Dr. Twomey and Dr. Rattray explained the current status of Internet governance and the multi-stakeholder model, in which both state and corporate actors have a voice. The multi-stakeholder model emphasizes Internet openness. An alternative state-sovereignty model, proposed by countries including China and Russia, would accentuate security at the cost of openness. While Western nations continue to support a multi-stakeholder model, a significant number of countries favor the state-sovereignty model. Debate remains lively.
Dr. Twomey argued that the US lacks a consistent narrative on how it views the Internet. Perceived inconsistencies in US policies confuse the international community. The US pushes Internet freedom as part of its democratic values. However, the US is widely perceived to be responsible for the Stuxnet attack against Iran in 2010 and the US is the only nation to have a military command focused on cyberspace. The recent NSA leaks revealing PRISM and other surveillance programs further alienate nations that fear a US-dominated Internet.
Dr. Twomey noted that Africa may be the key in deciding Internet governance. Between western and eastern competing perspectives on Internet governance are “swing states,” many of which are in Africa, that have not decided which governance model to support. While states want the economic growth which comes with a multi-stakeholder model, Dr. Twomey pointed out that the content control of the state-sovereignty model appeals to nations’ telecommunications professionals, many of whom are former intelligence officers trained by Cuba or the Soviet Union. What these states decide will heavily influence the future of Internet governance.
Dr. Rattray added that America’s internal debate on government responsibility in cyberspace is also impacting Internet governance. Declaring cyberspace a military domain and developing and expanding USCYBERCOM have prompted other nations, including Russia and China, to expand their own military capabilities in cyberspace.

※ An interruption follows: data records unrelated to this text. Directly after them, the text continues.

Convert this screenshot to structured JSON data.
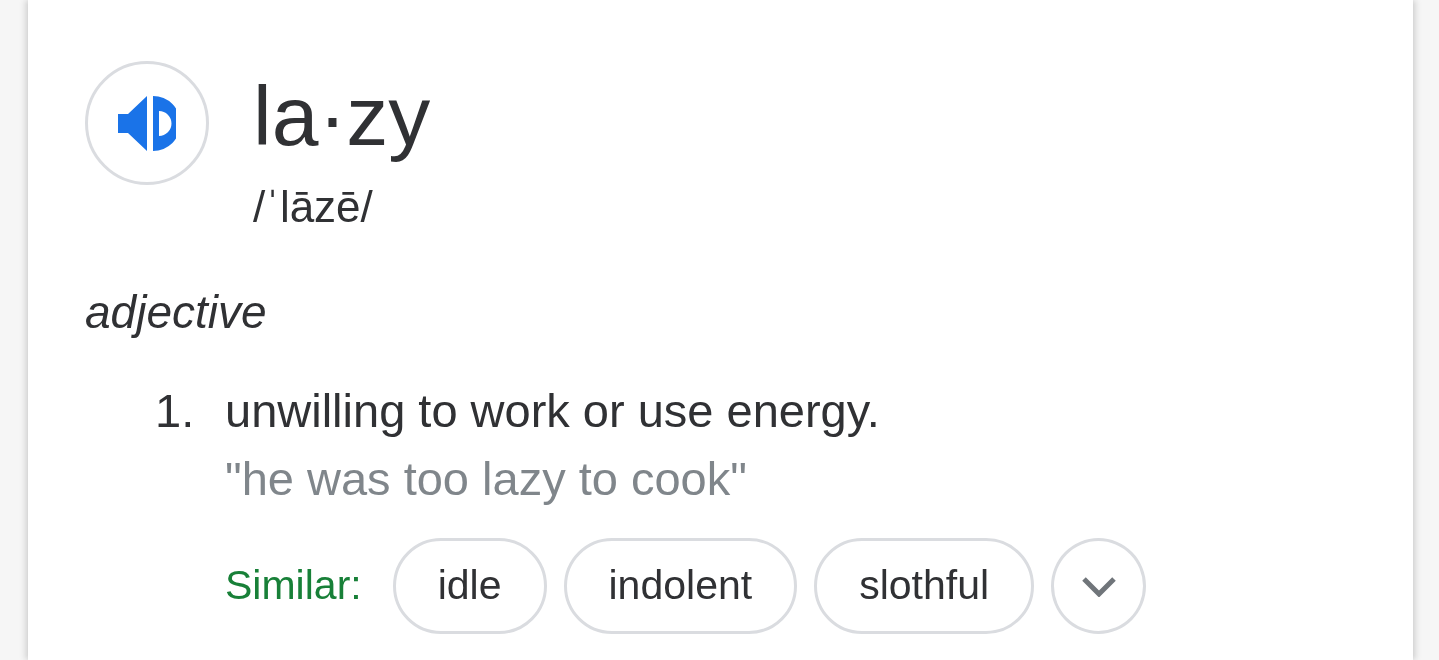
{
  "entry": {
    "headword": "la·zy",
    "pronunciation": "/ˈlāzē/"
  },
  "part_of_speech": "adjective",
  "senses": [
    {
      "number": "1.",
      "definition": "unwilling to work or use energy.",
      "example": "\"he was too lazy to cook\"",
      "similar_label": "Similar:",
      "similar": [
        "idle",
        "indolent",
        "slothful"
      ],
      "more_expanded": false
    }
  ]
}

On the subject of attribution for cyber attacks, Mr. Healey explained that larger, more severe, cyber attacks do not occur at random but are part of a broader geopolitical context. The cyber attacks against Estonia and Georgia were both part of a deterioration of relations with Russia. The DDoS attack against US banks occurred within the context of Iran and American relations, and may have been retaliation for the Stuxnet attack. While attribution is important and likely more difficult for both smaller-scale attacks and larger cybercrimes, this is not an insurmountable problem. Recognizing cyber attacks within their broader geo-political context provides significant clues to attribution. The Mandiant Report on Chinese espionage illustrates that technical attribution capabilities are continuing to improve.
The discussion further illustrated that there remains significant debate on how Internet governance can deal with cyber attacks. Issues such as thresholds for armed conflict, private companies “hacking back” against malicious actors on their own, and the potential for international security standards remain hotly debated.